GB 7 is the bomb. In this diagram, it’s the rightmost point by the upper tip of the ear. But the other four points curling back constitute the Temple Region points, and can all be effective for dispelling headaches. Spend some time working these points, and bask in the sweet relief.
Points: B 38, P 6, Anmian
Insomnia is no fun, and some studies put American sufferers at over 50% of the country. Luckily there are a few points to help get you drifting on those REM waves.
B 38 is considered one of the most important pressure points when it comes to sleep, located on either side of the back at heart level, between the shoulder blade and spine. To activate it, try lying face up on a hard surface with a tennis ball under each point. Relax your muscles and breathe deeply for at least a minute.

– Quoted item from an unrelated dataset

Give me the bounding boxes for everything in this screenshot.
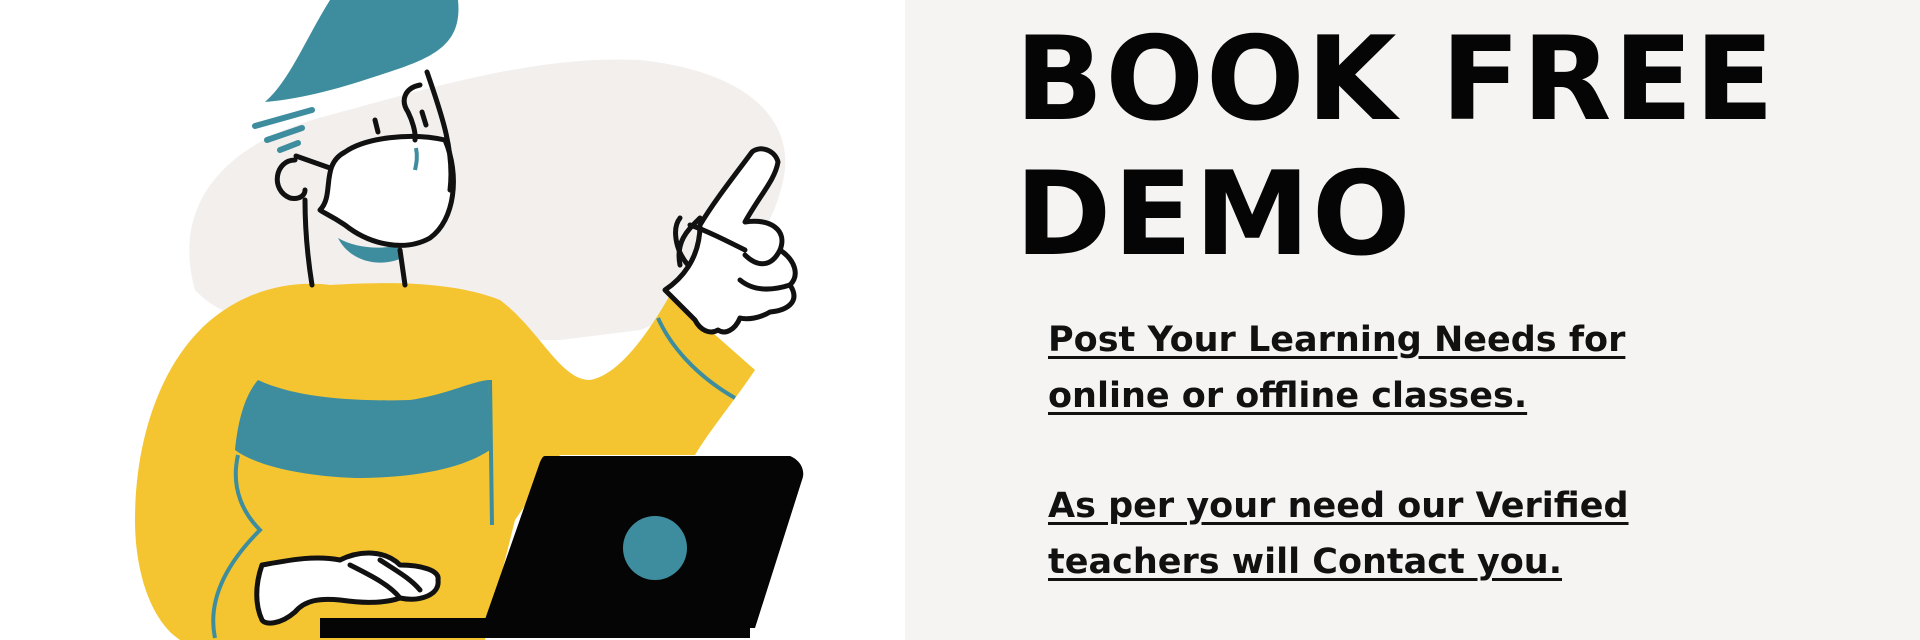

P 6 is located on the forearm, about two and a half finger widths down from the crease of the wrist. The point is good for relaxation and for reducing anxiety. Do one wrist, then switch to the next.
Anmian (安眠) is an “extra point,” not lying along any meridian line. The name translates to “peaceful sleep,” so you’d better believe we’re including it.

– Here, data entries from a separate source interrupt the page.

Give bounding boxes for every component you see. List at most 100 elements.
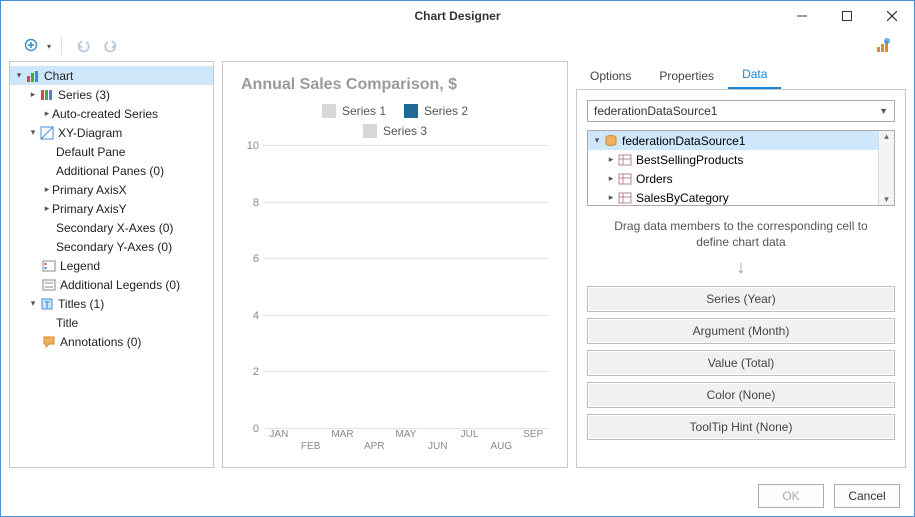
tree-label: Series (3) (58, 88, 110, 102)
slot-color[interactable]: Color (None) (587, 382, 895, 408)
slot-argument[interactable]: Argument (Month) (587, 318, 895, 344)
cancel-button[interactable]: Cancel (834, 484, 900, 508)
window-buttons (779, 1, 914, 31)
tree-node-chart[interactable]: ▾Chart (10, 66, 213, 85)
tree-label: Auto-created Series (52, 107, 158, 121)
slot-tooltip[interactable]: ToolTip Hint (None) (587, 414, 895, 440)
add-dropdown-icon[interactable]: ▾ (47, 42, 51, 51)
table-icon (617, 152, 633, 168)
tree-node-legend[interactable]: Legend (10, 256, 213, 275)
tree-label: Default Pane (56, 145, 125, 159)
tree-node-titles[interactable]: ▾TTitles (1) (10, 294, 213, 313)
add-button[interactable] (21, 35, 43, 57)
scroll-up-icon[interactable]: ▴ (884, 131, 889, 142)
y-axis: 0246810 (237, 146, 263, 429)
tab-options[interactable]: Options (576, 63, 645, 89)
down-arrow-icon: ↓ (587, 258, 895, 276)
tree-label: Additional Panes (0) (56, 164, 164, 178)
tree-node-annotations[interactable]: Annotations (0) (10, 332, 213, 351)
x-tick-label: AUG (490, 441, 512, 452)
x-tick-label: JAN (269, 429, 288, 440)
ds-node-item[interactable]: ▸BestSellingProducts (588, 150, 894, 169)
tree-label: Additional Legends (0) (60, 278, 180, 292)
x-tick-label: MAY (396, 429, 417, 440)
legend-swatch (404, 104, 418, 118)
tree-node-primary-axis-y[interactable]: ▸Primary AxisY (10, 199, 213, 218)
titlebar: Chart Designer (1, 1, 914, 31)
minimize-button[interactable] (779, 1, 824, 31)
ds-label: federationDataSource1 (622, 134, 745, 148)
right-panel: Options Properties Data federationDataSo… (576, 61, 906, 468)
tree-label: Annotations (0) (60, 335, 141, 349)
legend-label: Series 1 (342, 104, 386, 118)
ds-label: Orders (636, 172, 673, 186)
diagram-icon (39, 125, 55, 141)
tab-data[interactable]: Data (728, 61, 781, 89)
chart-designer-window: Chart Designer ▾ ▾Chart ▸Series (3) ▸Aut… (0, 0, 915, 517)
tree-node-additional-legends[interactable]: Additional Legends (0) (10, 275, 213, 294)
y-tick-label: 4 (253, 310, 259, 322)
tree-node-primary-axis-x[interactable]: ▸Primary AxisX (10, 180, 213, 199)
x-tick-label: SEP (523, 429, 543, 440)
legends-icon (41, 277, 57, 293)
window-title: Chart Designer (414, 9, 500, 23)
legend-item: Series 3 (363, 124, 427, 138)
tree-label: XY-Diagram (58, 126, 122, 140)
chart-plot: 0246810 JANFEBMARAPRMAYJUNJULAUGSEP (237, 146, 553, 457)
tree-node-secondary-x[interactable]: Secondary X-Axes (0) (10, 218, 213, 237)
legend-icon (41, 258, 57, 274)
maximize-button[interactable] (824, 1, 869, 31)
chevron-down-icon: ▼ (879, 106, 888, 116)
redo-button[interactable] (100, 35, 122, 57)
scrollbar[interactable]: ▴▾ (878, 131, 894, 205)
chart-bars (263, 146, 549, 429)
chart-legend: Series 1 Series 2 Series 3 (285, 104, 505, 138)
annotation-icon (41, 334, 57, 350)
title-icon: T (39, 296, 55, 312)
tab-properties[interactable]: Properties (645, 63, 728, 89)
footer: OK Cancel (1, 476, 914, 516)
svg-text:T: T (44, 300, 50, 310)
chart-icon (25, 68, 41, 84)
series-icon (39, 87, 55, 103)
ds-node-root[interactable]: ▾federationDataSource1 (588, 131, 894, 150)
main-area: ▾Chart ▸Series (3) ▸Auto-created Series … (1, 61, 914, 476)
data-tab-body: federationDataSource1 ▼ ▾federationDataS… (576, 89, 906, 468)
x-tick-label: JUN (428, 441, 447, 452)
palette-button[interactable] (872, 35, 894, 57)
datasource-combo[interactable]: federationDataSource1 ▼ (587, 100, 895, 122)
y-tick-label: 2 (253, 366, 259, 378)
tree-node-title[interactable]: Title (10, 313, 213, 332)
tree-node-series[interactable]: ▸Series (3) (10, 85, 213, 104)
ok-button[interactable]: OK (758, 484, 824, 508)
y-tick-label: 0 (253, 423, 259, 435)
tree-node-secondary-y[interactable]: Secondary Y-Axes (0) (10, 237, 213, 256)
ds-node-item[interactable]: ▸SalesByCategory (588, 188, 894, 206)
legend-item: Series 1 (322, 104, 386, 118)
tree-node-additional-panes[interactable]: Additional Panes (0) (10, 161, 213, 180)
toolbar: ▾ (1, 31, 914, 61)
tree-node-default-pane[interactable]: Default Pane (10, 142, 213, 161)
close-button[interactable] (869, 1, 914, 31)
x-tick-label: APR (364, 441, 385, 452)
tree-node-xy-diagram[interactable]: ▾XY-Diagram (10, 123, 213, 142)
tree-label: Primary AxisX (52, 183, 127, 197)
ds-label: BestSellingProducts (636, 153, 743, 167)
scroll-down-icon[interactable]: ▾ (884, 194, 889, 205)
slot-value[interactable]: Value (Total) (587, 350, 895, 376)
tree-node-auto-series[interactable]: ▸Auto-created Series (10, 104, 213, 123)
datasource-tree[interactable]: ▾federationDataSource1 ▸BestSellingProdu… (587, 130, 895, 206)
ds-node-item[interactable]: ▸Orders (588, 169, 894, 188)
legend-label: Series 2 (424, 104, 468, 118)
undo-button[interactable] (72, 35, 94, 57)
tree-label: Primary AxisY (52, 202, 127, 216)
datasource-icon (603, 133, 619, 149)
legend-swatch (363, 124, 377, 138)
structure-tree[interactable]: ▾Chart ▸Series (3) ▸Auto-created Series … (9, 61, 214, 468)
tree-label: Secondary Y-Axes (0) (56, 240, 172, 254)
slot-series[interactable]: Series (Year) (587, 286, 895, 312)
legend-label: Series 3 (383, 124, 427, 138)
tree-label: Title (56, 316, 78, 330)
tab-bar: Options Properties Data (576, 61, 906, 89)
y-tick-label: 10 (247, 140, 259, 152)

Start with your thumbs on the GB 20 point from above, then move out slowly towards your ears until you feel another indentation behind your earlobe. The anmian point is right between these two. The other points we’ve talked about so far generally call for stimulation of about a minute, but you can apply gentle pressure to this point for as long as 15-20 minutes, until sleep is within your grasp.
Point: GV 26
If you find yourself falling asleep at the wheel or in class, take acupoint GV 26 out for a spin.
GV 26 is on the centerline of the face just below the nose, about one third of the way down to the upper lip. Pressing on it is said to engage the body’s sympathetic nervous system, in charge of the fight-or-flight response. It also increases cortical-cerebral blood flow to the brain, bringing in more oxygen and awareness.
Point: Li 1
This pressure point can be excellent in a pinch (literally) if you’re facing blocked pipes. Pressing or pinching this point is thought to improve digestion, among other ailments, by boosting large intestine qi.
Located at the beginning of the Large Intestine (Li) meridian, Li 1 can be found at the end of each index finger, about a quarter centimeter down from the corner of the fingernail.
Points: Lv 3, KI 3, Li 11
The internal can manifest in the external, and it can be helpful to arm up with these points to help manage stress. Two points on the foot, and an additional point on the elbow, can help do the trick.
Lv 3 is a pressure point located just below the webbing of your two largest toes. To locate the KI 3 point, try feeling between your anklebone and Achilles tendon, on the inside of either leg.
To find Li 11 on both arms, follow the crease of your elbow and look for a tender spot just before the bone.